Someone remind me to write/mail out a letter to Sierra thanks

beda 1: shut up I'm a day late ok

hello it's august and BEDA and apparently I'm going to start august 2nd that's ok right.

weird, last BEDA I was a sophomore in high school and now I'm going to be a senior. weird weird weird! a few months can make a huge difference, huh? BEDA completely skipped over the entirety of my junior year. that's ok, though. not a big year. most of the good stuff didn't start happening until april/may.

so.

right now I'm rockin' some silly bandz. a crown, a bunny, a popsicle, "TTYL," and "LOL." also, a really lame/awesome "friendship bracelet" with a bunch of random beads on it that I just find hilarious and ironic.

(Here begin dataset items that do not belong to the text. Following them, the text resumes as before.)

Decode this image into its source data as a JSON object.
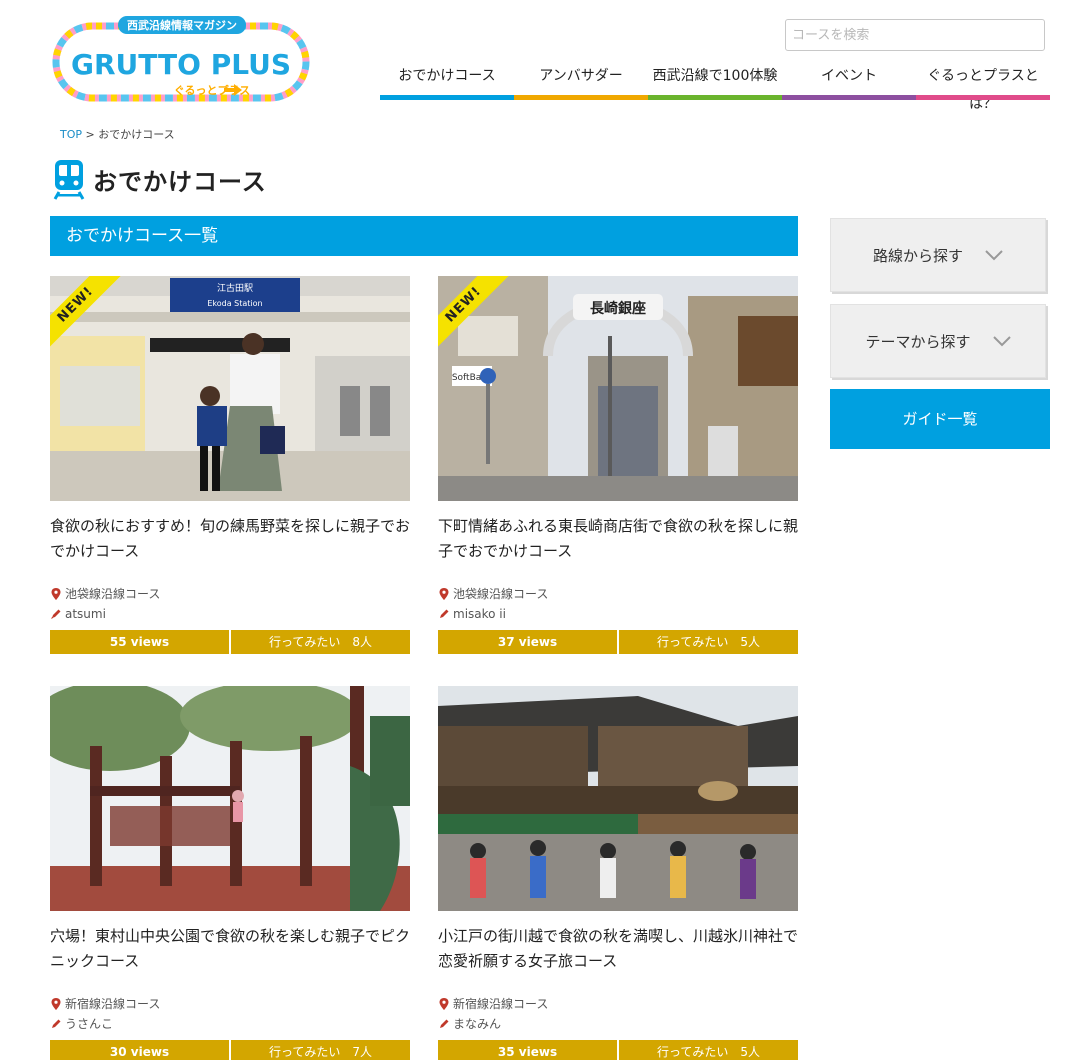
{
  "header": {
    "logo_tagline": "西武沿線情報マガジン",
    "logo_main": "GRUTTO PLUS",
    "logo_sub": "ぐるっとプラス",
    "search_placeholder": "コースを検索"
  },
  "nav": {
    "items": [
      {
        "label": "おでかけコース",
        "color": "#00a0e0"
      },
      {
        "label": "アンバサダー",
        "color": "#f0a800"
      },
      {
        "label": "西武沿線で100体験",
        "color": "#6ab42d"
      },
      {
        "label": "イベント",
        "color": "#8d4fa0"
      },
      {
        "label": "ぐるっとプラスとは？",
        "color": "#e04b8a"
      }
    ]
  },
  "breadcrumb": {
    "top": "TOP",
    "separator": ">",
    "current": "おでかけコース"
  },
  "page": {
    "title": "おでかけコース",
    "section_title": "おでかけコース一覧"
  },
  "cards": [
    {
      "title": "食欲の秋におすすめ！旬の練馬野菜を探しに親子でおでかけコース",
      "line": "池袋線沿線コース",
      "author": "atsumi",
      "views": "55 views",
      "want": "行ってみたい　8人",
      "badge": "NEW!"
    },
    {
      "title": "下町情緒あふれる東長崎商店街で食欲の秋を探しに親子でおでかけコース",
      "line": "池袋線沿線コース",
      "author": "misako ii",
      "views": "37 views",
      "want": "行ってみたい　5人",
      "badge": "NEW!"
    },
    {
      "title": "穴場！東村山中央公園で食欲の秋を楽しむ親子でピクニックコース",
      "line": "新宿線沿線コース",
      "author": "うさんこ",
      "views": "30 views",
      "want": "行ってみたい　7人"
    },
    {
      "title": "小江戸の街川越で食欲の秋を満喫し、川越氷川神社で恋愛祈願する女子旅コース",
      "line": "新宿線沿線コース",
      "author": "まなみん",
      "views": "35 views",
      "want": "行ってみたい　5人"
    }
  ],
  "photo_signs": {
    "station_sign": "江古田駅",
    "station_sub": "Ekoda Station",
    "arch_sign": "長崎銀座",
    "store_sign": "SoftBank"
  },
  "sidebar": {
    "route_label": "路線から探す",
    "theme_label": "テーマから探す",
    "guide_label": "ガイド一覧"
  },
  "colors": {
    "accent": "#00a0e0",
    "stat_gold": "#d3a600",
    "ribbon": "#f5e200"
  }
}
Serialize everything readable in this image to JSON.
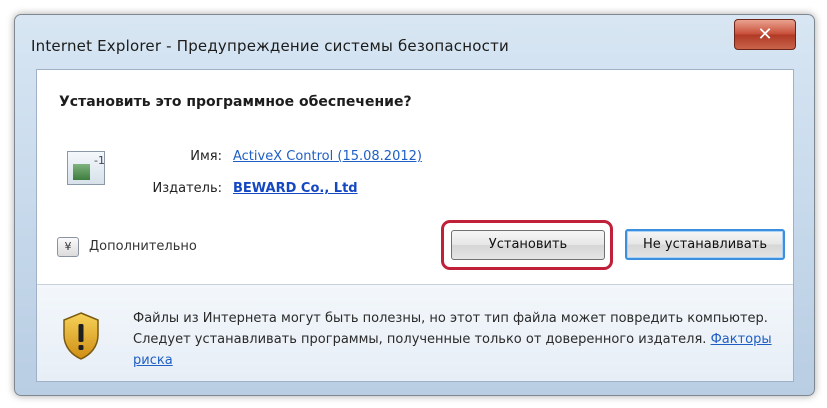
{
  "window": {
    "title": "Internet Explorer - Предупреждение системы безопасности",
    "close_glyph": "✕"
  },
  "dialog": {
    "question": "Установить это программное обеспечение?",
    "name_label": "Имя:",
    "name_value": "ActiveX Control (15.08.2012)",
    "publisher_label": "Издатель:",
    "publisher_value": "BEWARD Co., Ltd",
    "more_toggle_glyph": "¥",
    "more_label": "Дополнительно",
    "install_button": "Установить",
    "dont_install_button": "Не устанавливать",
    "warning_text": "Файлы из Интернета могут быть полезны, но этот тип файла может повредить компьютер. Следует устанавливать программы, полученные только от доверенного издателя.",
    "risk_link": "Факторы риска"
  },
  "colors": {
    "link": "#1f5fc4",
    "highlight": "#c0203a",
    "close_button": "#c8503a",
    "default_button_border": "#3c8fde"
  },
  "icons": {
    "app": "activex-control-icon",
    "warning": "security-shield-icon",
    "close": "close-icon",
    "expand": "chevron-down-icon"
  }
}
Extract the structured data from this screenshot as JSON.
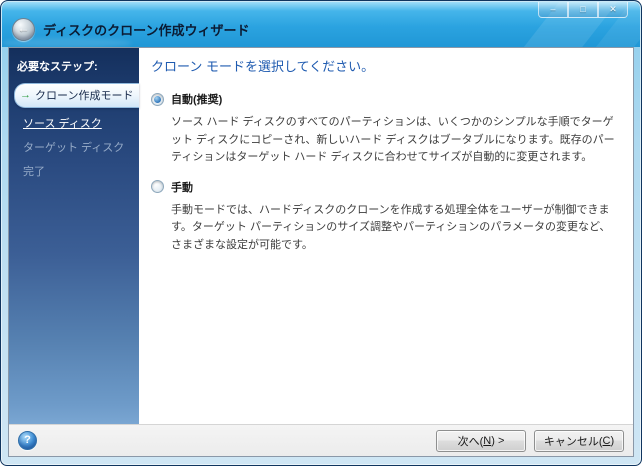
{
  "window": {
    "title": "ディスクのクローン作成ウィザード"
  },
  "icons": {
    "back": "←",
    "minimize": "–",
    "maximize": "□",
    "close": "✕",
    "help": "?",
    "active_step_arrow": "→"
  },
  "sidebar": {
    "header": "必要なステップ:",
    "items": [
      {
        "label": "クローン作成モード",
        "state": "active"
      },
      {
        "label": "ソース ディスク",
        "state": "link"
      },
      {
        "label": "ターゲット ディスク",
        "state": "disabled"
      },
      {
        "label": "完了",
        "state": "disabled"
      }
    ]
  },
  "main": {
    "heading": "クローン モードを選択してください。",
    "options": [
      {
        "label": "自動(推奨)",
        "selected": true,
        "description": "ソース ハード ディスクのすべてのパーティションは、いくつかのシンプルな手順でターゲット ディスクにコピーされ、新しいハード ディスクはブータブルになります。既存のパーティションはターゲット ハード ディスクに合わせてサイズが自動的に変更されます。"
      },
      {
        "label": "手動",
        "selected": false,
        "description": "手動モードでは、ハードディスクのクローンを作成する処理全体をユーザーが制御できます。ターゲット パーティションのサイズ調整やパーティションのパラメータの変更など、さまざまな設定が可能です。"
      }
    ]
  },
  "footer": {
    "next_button": {
      "pre": "次へ(",
      "key": "N",
      "post": ") >"
    },
    "cancel_button": {
      "pre": "キャンセル(",
      "key": "C",
      "post": ")"
    }
  },
  "colors": {
    "titlebar_blue": "#2BA3E0",
    "sidebar_top": "#142F5C",
    "sidebar_bottom": "#7AA6D2",
    "heading_blue": "#1F5BB0",
    "active_step_arrow_green": "#2F9E3F",
    "help_button_blue": "#2F79C2"
  }
}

last night I went to my second drinking party. I did not drink because there was only beer which is quite disgusting and I had to watch out for my pal. there were very attractive males there. I was very pleased with their attractiveness. graduated Rockhurst boys. mmmmm. it was not a very big party, but there was beer pong on an awkward table, and I watched the pretty boys play. I only knew my pal there, but I made some friends. we played zoomy zoomy, a super fun drinking game. then the dad came home and it was hilarious and awkward and we got the fuck out of there. whoo!

I'm hungry.

is it weird if I sort of miss summer gym? for three weeks I saw the same group of people every day, and now I'll probably never see them again. I mean, a few of them go to my school so I'll see them sometimes, but not too frequently... it's sad.

I'm gonna go eat now though. and maybe take a nap. and maybe blog a second time later to catch up for beda. ok!

listening to: middle of nowhere // hot hot heat

sort of annoyed.

I'm tired.

feel sick because my parents decided not to feed me and I ate half a lunchable and some sour cream and onion pringles -- that's it.

very annoyed.

can't find my phone.

honestly, not digging avps that much.

CAN'T FIND MY FUCKING SERVICE-LESS PHONE.

sisters have friends over. more of a life than me.

don't wanna tell anyone this because i'd just like it if everyone KNEW i was in a bad mood, instinctively, and could just bring me a nice turkey sandwich right to my bed and refill my glass of cherry limeade, without me having to say anything or text anyone or think at all. and I don't care if that's stupid and selfish and impossible and silly: it's what I want. and not "everyone," obviously. just one person, maybe.